I had prepared our team not to expect a favorable outcome. It was unlikely that a group of mostly unemployed or just recently employed ex-offenders alongside some church folk and their clergy could overcome opposition from an insurance company sitting on a billion dollars of reserves. It just wasn’t believable. “I’ve been moved by the stories,” one commissioner began. I leaned over to a leader and finished the commissioner’s sentence in a whisper, “I’ve been moved by the stories, BUT I’m not going to do anything to change them.”

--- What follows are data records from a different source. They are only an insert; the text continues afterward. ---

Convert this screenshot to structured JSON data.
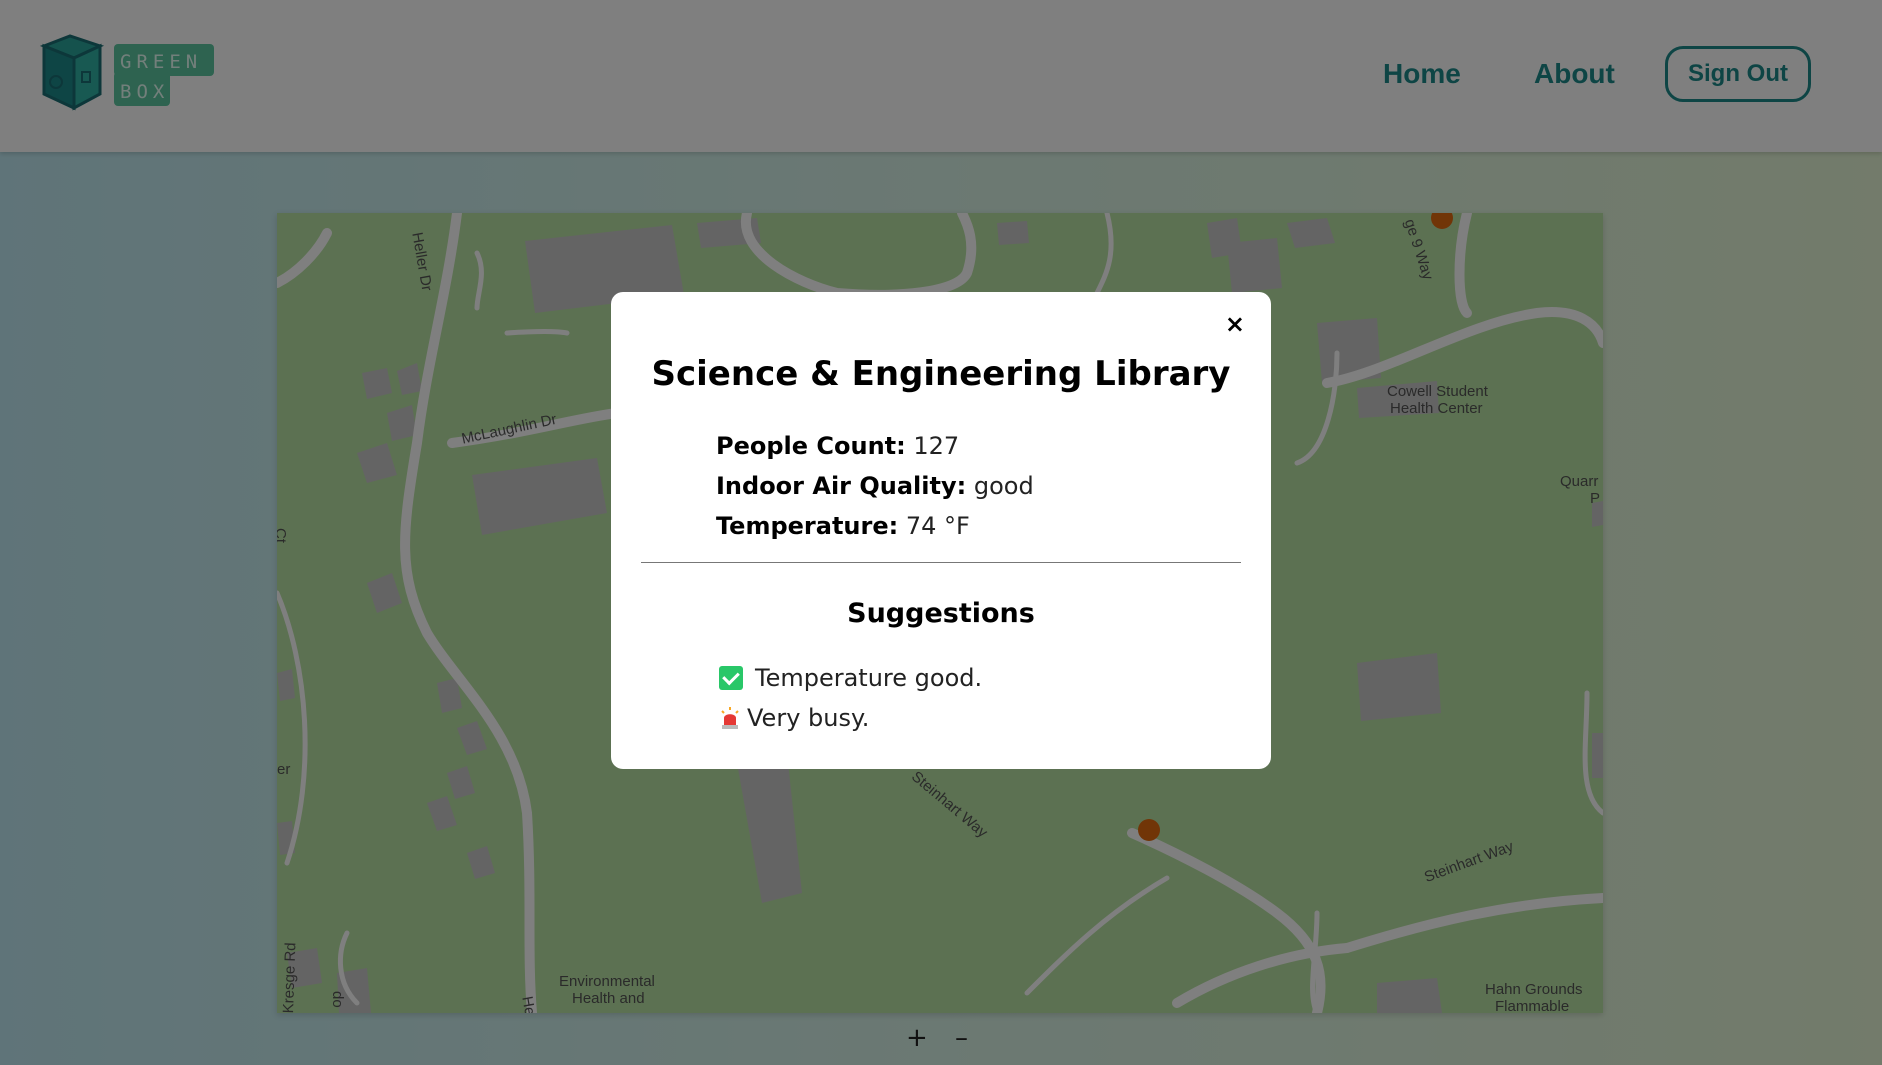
{
  "header": {
    "logo_text_line1": "GREEN",
    "logo_text_line2": "BOX",
    "nav": {
      "home": "Home",
      "about": "About",
      "sign_out": "Sign Out"
    }
  },
  "map": {
    "labels": {
      "heller": "Heller Dr",
      "mclaughlin": "McLaughlin Dr",
      "cowell": "Cowell Student",
      "cowell2": "Health Center",
      "quarry": "Quarr",
      "quarry2": "P",
      "way9": "ge 9 Way",
      "steinhart1": "Steinhart Way",
      "steinhart2": "Steinhart Way",
      "env1": "Environmental",
      "env2": "Health and",
      "hahn1": "Hahn Grounds",
      "hahn2": "Flammable",
      "kresge": "Kresge Rd",
      "ct": "Ct",
      "er": "er",
      "do": "do",
      "h": "He"
    },
    "zoom_in": "+",
    "zoom_out": "–"
  },
  "modal": {
    "close": "×",
    "title": "Science & Engineering Library",
    "stats": {
      "people_label": "People Count:",
      "people_value": "127",
      "air_label": "Indoor Air Quality:",
      "air_value": "good",
      "temp_label": "Temperature:",
      "temp_value": "74 °F"
    },
    "suggestions_title": "Suggestions",
    "suggestions": [
      "Temperature good.",
      "Very busy."
    ]
  },
  "colors": {
    "brand": "#1d8a8a",
    "map_bg": "#b9e3a4",
    "marker": "#e36b0e",
    "check": "#29c768"
  }
}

Then an amazing thing happened. A commissioner spoke up and said, “I know the staff doesn’t think we should be aggressive, but these are unprecedented times.” Another added, “History shows that in times of crisis, nothing changes without bold leadership.” “I know we can’t fix everything,” one commissioner said “but we can do something, and we should do something.” Pretty soon a compromise was being offered. The rate would be adjusted less than requested and hospitals would be asked to pay more, but at the end of the day 375 new living wage jobs would be made a possibility for residents of Baltimore’s most distressed neighborhoods. Despite my lack of faith, this was going to happen. My mind wandered to Mary’s song – “God’s mercy is for those who fear him from generation to generation.”   I watched the reporters scribbling furiously to get down this sudden change of heart. “I whispered to the reporter sitting next to me, ‘I think you just made the front page!’” “You have shown strength with your arm, O God; you have scattered the proud in their conceit.” I looked over and saw the Care First spokesperson texting furiously probably to his boss who had argued by letter that he had no responsibility in this matter. “God has brought down the powerful from their thrones, and raised the lowly to high places; You have filled the hungry with good things, and sent the rich away empty.” The commissioners took a vote – it was unanimous.   “God has come to the aid of Israel, your servant, mindful of your mercy, according to the promise you made to our ancestors, to Sarah and Abraham and their descendants forever.”

God is at work turning the world upside down, but it’s hard to entertain that possibility with a mature, risk limiting brain. It’s hard to hear words from God’s messengers when you’ve already decided they don’t exist. You need the gift of a teenage brain, open to possibilities, able to entertain possibilities, to recognize the good that can come out of troubling news. To recognize God’s messengers when they come to us promising change that evens the scales, that brings hope where they was none, that promises joy to the world through the Lord who has and is to come.